Two standards suggested in the proposal-to restrict the number of children or adults in home-based day-care operations-were eliminated from the list in favor of the more liberal guidelines set by the state.

The new ordinance, once passed, would grandfather in existing home businesses, but existing business that would otherwise be in conflict with the ordinance could not expand, Strauss said.

Enforcement of the ordinance would be the responsibility of the city superintendent, he said. Strauss admitted that, given the ordinance’s liberal approach, in most cases enforcement would be more reactive than proactive.

“Neighbors will have to complain, or Johnnie (Liles, city superintendent) will drive by and see the problems,” Strauss said.

In other business, the commission declined to get involved in setting aesthetic standards for accessory buildings on residential property.

The issue surfaced because Kermit Dirksen, the city’s building inspector, had received a request for a building permit from a resident to construct a canopy-like metal structure manufactured by Clark Metal Buildings, Inc., of Crescent, Okla.

The buildings are of a bent steel tubing frame design with ribbed horizontal sheet metal.

Dirksen turned down the request because the building design did not have the stamp of a State of Kansas architect.

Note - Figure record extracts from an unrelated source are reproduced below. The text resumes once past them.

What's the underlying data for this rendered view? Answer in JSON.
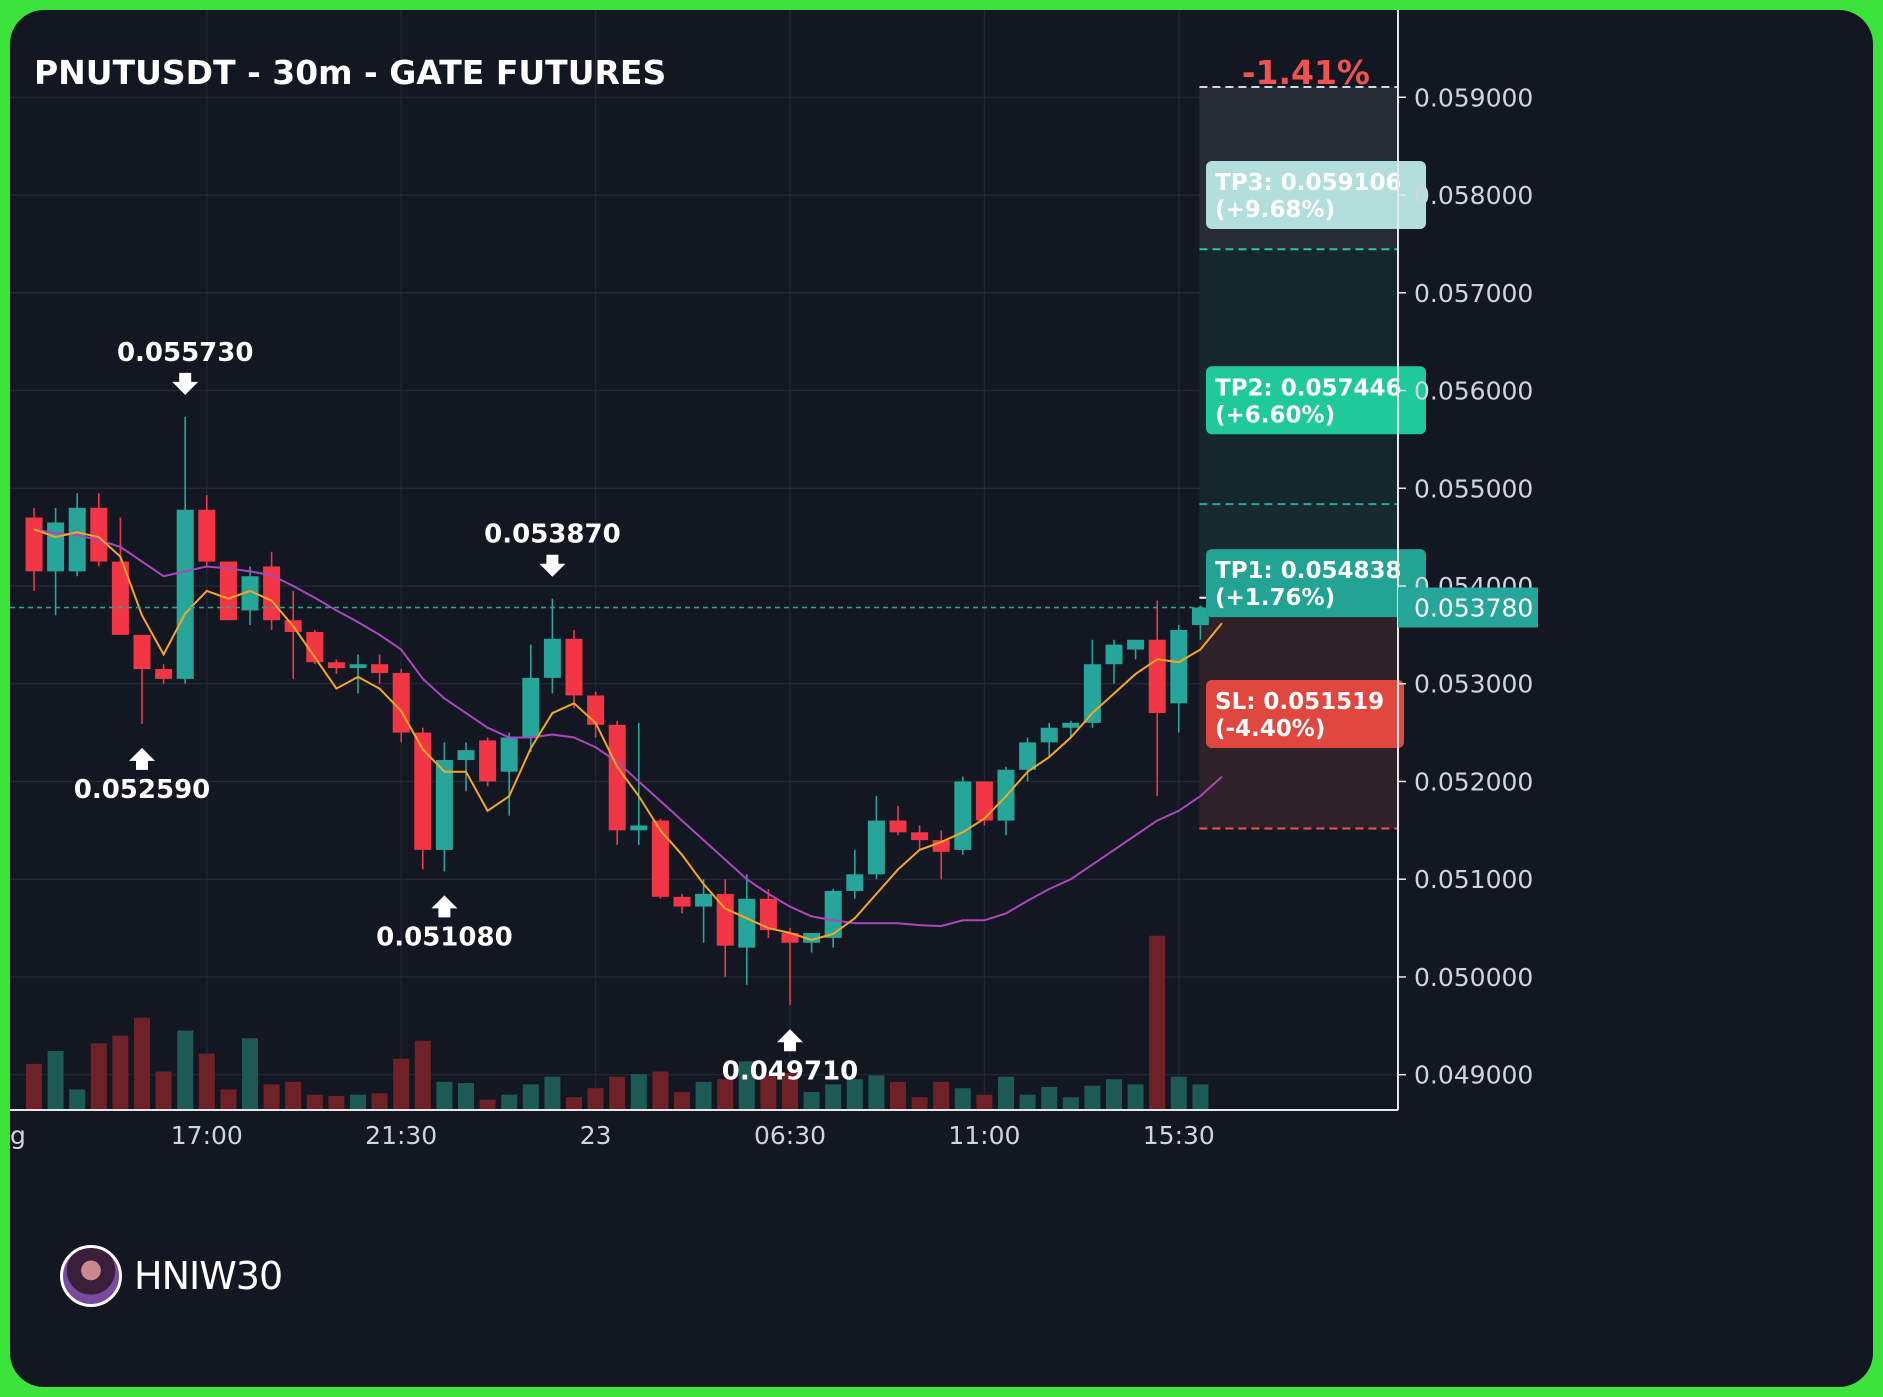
{
  "title": "PNUTUSDT - 30m - GATE FUTURES",
  "change_pct": "-1.41%",
  "watermark": "HNIW30",
  "colors": {
    "up": "#26a69a",
    "down": "#f23645",
    "ema_fast": "#f6a623",
    "ema_slow": "#ab47bc",
    "change": "#ef5350"
  },
  "chart_data": {
    "type": "candlestick",
    "interval": "30m",
    "ylim": [
      0.04862,
      0.05958
    ],
    "y_ticks": [
      0.049,
      0.05,
      0.051,
      0.052,
      0.053,
      0.054,
      0.055,
      0.056,
      0.057,
      0.058,
      0.059
    ],
    "y_tick_labels": [
      "0.049000",
      "0.050000",
      "0.051000",
      "0.052000",
      "0.053000",
      "0.054000",
      "0.055000",
      "0.056000",
      "0.057000",
      "0.058000",
      "0.059000"
    ],
    "x_tick_labels": [
      {
        "idx": 8,
        "label": "17:00"
      },
      {
        "idx": 17,
        "label": "21:30"
      },
      {
        "idx": 26,
        "label": "23"
      },
      {
        "idx": 35,
        "label": "06:30"
      },
      {
        "idx": 44,
        "label": "11:00"
      },
      {
        "idx": 53,
        "label": "15:30"
      }
    ],
    "x_edge_label": "g",
    "candles": [
      [
        0.0547,
        0.0548,
        0.05395,
        0.05415,
        180
      ],
      [
        0.05415,
        0.0548,
        0.0537,
        0.05465,
        230
      ],
      [
        0.05415,
        0.05495,
        0.0541,
        0.0548,
        80
      ],
      [
        0.0548,
        0.05495,
        0.0542,
        0.05425,
        260
      ],
      [
        0.05425,
        0.0547,
        0.0536,
        0.0535,
        290
      ],
      [
        0.0535,
        0.0535,
        0.05259,
        0.05315,
        360
      ],
      [
        0.05315,
        0.0532,
        0.053,
        0.05305,
        150
      ],
      [
        0.05305,
        0.05573,
        0.053,
        0.05478,
        310
      ],
      [
        0.05478,
        0.05493,
        0.0542,
        0.05425,
        220
      ],
      [
        0.05425,
        0.05425,
        0.0537,
        0.05365,
        80
      ],
      [
        0.05375,
        0.0542,
        0.0536,
        0.0541,
        280
      ],
      [
        0.0542,
        0.05435,
        0.05355,
        0.05365,
        100
      ],
      [
        0.05365,
        0.05395,
        0.05305,
        0.05353,
        110
      ],
      [
        0.05353,
        0.05355,
        0.0532,
        0.05322,
        60
      ],
      [
        0.05322,
        0.05325,
        0.0531,
        0.05316,
        55
      ],
      [
        0.05316,
        0.0533,
        0.0529,
        0.0532,
        60
      ],
      [
        0.0532,
        0.0533,
        0.053,
        0.05311,
        65
      ],
      [
        0.05311,
        0.05315,
        0.0524,
        0.0525,
        200
      ],
      [
        0.0525,
        0.05255,
        0.0511,
        0.0513,
        270
      ],
      [
        0.0513,
        0.0524,
        0.05108,
        0.05222,
        110
      ],
      [
        0.05222,
        0.0524,
        0.0519,
        0.05232,
        105
      ],
      [
        0.05242,
        0.05245,
        0.05195,
        0.052,
        40
      ],
      [
        0.0521,
        0.0525,
        0.05165,
        0.05245,
        60
      ],
      [
        0.05245,
        0.0534,
        0.0523,
        0.05306,
        100
      ],
      [
        0.05306,
        0.05387,
        0.0529,
        0.05346,
        130
      ],
      [
        0.05346,
        0.05355,
        0.05275,
        0.05288,
        50
      ],
      [
        0.05288,
        0.05292,
        0.05245,
        0.05258,
        85
      ],
      [
        0.05258,
        0.05262,
        0.05135,
        0.0515,
        130
      ],
      [
        0.0515,
        0.0526,
        0.05135,
        0.05155,
        140
      ],
      [
        0.0516,
        0.05162,
        0.0508,
        0.05082,
        150
      ],
      [
        0.05082,
        0.05085,
        0.05065,
        0.05072,
        70
      ],
      [
        0.05072,
        0.051,
        0.05035,
        0.05085,
        110
      ],
      [
        0.05085,
        0.051,
        0.05,
        0.05032,
        120
      ],
      [
        0.0503,
        0.05105,
        0.04992,
        0.0508,
        190
      ],
      [
        0.0508,
        0.0509,
        0.0504,
        0.05048,
        135
      ],
      [
        0.05045,
        0.0505,
        0.04971,
        0.05035,
        145
      ],
      [
        0.05035,
        0.05045,
        0.05025,
        0.05045,
        70
      ],
      [
        0.0504,
        0.0509,
        0.0503,
        0.05088,
        100
      ],
      [
        0.05088,
        0.0513,
        0.0508,
        0.05105,
        120
      ],
      [
        0.05105,
        0.05185,
        0.051,
        0.0516,
        135
      ],
      [
        0.0516,
        0.05175,
        0.05145,
        0.05148,
        110
      ],
      [
        0.05148,
        0.05155,
        0.0513,
        0.0514,
        50
      ],
      [
        0.0514,
        0.0515,
        0.051,
        0.05128,
        110
      ],
      [
        0.0513,
        0.05205,
        0.05125,
        0.052,
        85
      ],
      [
        0.052,
        0.052,
        0.05155,
        0.0516,
        60
      ],
      [
        0.0516,
        0.05215,
        0.05145,
        0.05212,
        130
      ],
      [
        0.05212,
        0.05245,
        0.052,
        0.0524,
        60
      ],
      [
        0.0524,
        0.0526,
        0.05225,
        0.05255,
        90
      ],
      [
        0.05255,
        0.05262,
        0.05245,
        0.0526,
        50
      ],
      [
        0.0526,
        0.05345,
        0.05255,
        0.0532,
        95
      ],
      [
        0.0532,
        0.05345,
        0.053,
        0.0534,
        120
      ],
      [
        0.05335,
        0.05345,
        0.05325,
        0.05345,
        100
      ],
      [
        0.05345,
        0.05385,
        0.05185,
        0.0527,
        680
      ],
      [
        0.0528,
        0.0536,
        0.0525,
        0.05355,
        130
      ],
      [
        0.0536,
        0.0538,
        0.05345,
        0.05378,
        100
      ]
    ],
    "ema_fast": [
      0.05458,
      0.0545,
      0.05455,
      0.0545,
      0.0543,
      0.0537,
      0.0533,
      0.05372,
      0.05395,
      0.05387,
      0.05395,
      0.05385,
      0.05359,
      0.05327,
      0.05295,
      0.05307,
      0.05295,
      0.05272,
      0.05233,
      0.0521,
      0.0521,
      0.0517,
      0.05185,
      0.05234,
      0.0527,
      0.0528,
      0.0526,
      0.05215,
      0.05185,
      0.0515,
      0.05125,
      0.05095,
      0.0507,
      0.0506,
      0.0505,
      0.05045,
      0.05038,
      0.05044,
      0.0506,
      0.05085,
      0.0511,
      0.0513,
      0.05138,
      0.05148,
      0.05162,
      0.05185,
      0.0521,
      0.05225,
      0.05245,
      0.0527,
      0.0529,
      0.0531,
      0.05325,
      0.05322,
      0.05335,
      0.05362
    ],
    "ema_slow": [
      0.05458,
      0.05454,
      0.05452,
      0.05447,
      0.0544,
      0.05425,
      0.0541,
      0.05415,
      0.0542,
      0.05418,
      0.05415,
      0.05411,
      0.054,
      0.05388,
      0.05375,
      0.05363,
      0.0535,
      0.05335,
      0.05305,
      0.05285,
      0.0527,
      0.05255,
      0.05245,
      0.05245,
      0.05248,
      0.05245,
      0.05235,
      0.0522,
      0.052,
      0.0518,
      0.0516,
      0.0514,
      0.0512,
      0.051,
      0.05085,
      0.05072,
      0.05062,
      0.05058,
      0.05055,
      0.05055,
      0.05055,
      0.05053,
      0.05052,
      0.05058,
      0.05058,
      0.05065,
      0.05078,
      0.0509,
      0.051,
      0.05115,
      0.0513,
      0.05145,
      0.0516,
      0.0517,
      0.05185,
      0.05205
    ],
    "volume_max": 800,
    "swing_labels": [
      {
        "idx": 7,
        "price": 0.05573,
        "label": "0.055730",
        "dir": "high"
      },
      {
        "idx": 5,
        "price": 0.05259,
        "label": "0.052590",
        "dir": "low"
      },
      {
        "idx": 19,
        "price": 0.05108,
        "label": "0.051080",
        "dir": "low"
      },
      {
        "idx": 24,
        "price": 0.05387,
        "label": "0.053870",
        "dir": "high"
      },
      {
        "idx": 35,
        "price": 0.04971,
        "label": "0.049710",
        "dir": "low"
      }
    ],
    "levels": [
      {
        "name": "TP3",
        "price": 0.059106,
        "label": "TP3: 0.059106",
        "sub": "(+9.68%)",
        "color": "#b2dfdb",
        "line": "#cfd8dc"
      },
      {
        "name": "TP2",
        "price": 0.057446,
        "label": "TP2: 0.057446",
        "sub": "(+6.60%)",
        "color": "#1fc99a",
        "line": "#26c6a0"
      },
      {
        "name": "TP1",
        "price": 0.054838,
        "label": "TP1: 0.054838",
        "sub": "(+1.76%)",
        "color": "#22a393",
        "line": "#26a69a"
      },
      {
        "name": "SL",
        "price": 0.051519,
        "label": "SL: 0.051519",
        "sub": "(-4.40%)",
        "color": "#e0483f",
        "line": "#ef5350"
      }
    ],
    "entry_price": 0.05388,
    "current_price": 0.05378,
    "current_price_label": "0.053780"
  }
}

The stamp would indicate the design of the structure meets state safety standards in regard to snow and wind.

The commission affirmed Dirksen’s position, particularly after Mayor Delores Dalke reported that some cities in Kansas have been sued when buildings with unapproved designs have collapsed.

Dirksen said his primary concern with the request was structural safety, by he added that he was reluctant to issue a permit also “based on the history of communities’ resistance to mobile home appearances.”

The commission soon decided it was not prepared to get into the business of establishing aesthetic standards for accessory buildings.

“If we start doing it, we’ll have to do it universally,” said member Craig Roble.

In their final item of business, the commission agreed to redraw the boundaries of the area of city zoned as the “central business district” to reflect current uses.

To illustrate the problem, members were told that their meeting room in city hall was still zoned “medium residential” even though “general commercial” would be more appropriate.

The new boundaries, which will be finalized with legal description, would include a few residential structures.

But homeowners would be unaffected by the zoning change, Strauss said.

They city will issue each homeowner a conditional-use permit that would apply to the property as long as it remained residential. Rezoning would have no tax implications.

The commission approved motions to rezone the affected areas from medium residential to general commercial, then to add them to the central business district overlay.

These changes will be on the agenda for a separate public hearing Oct. 26.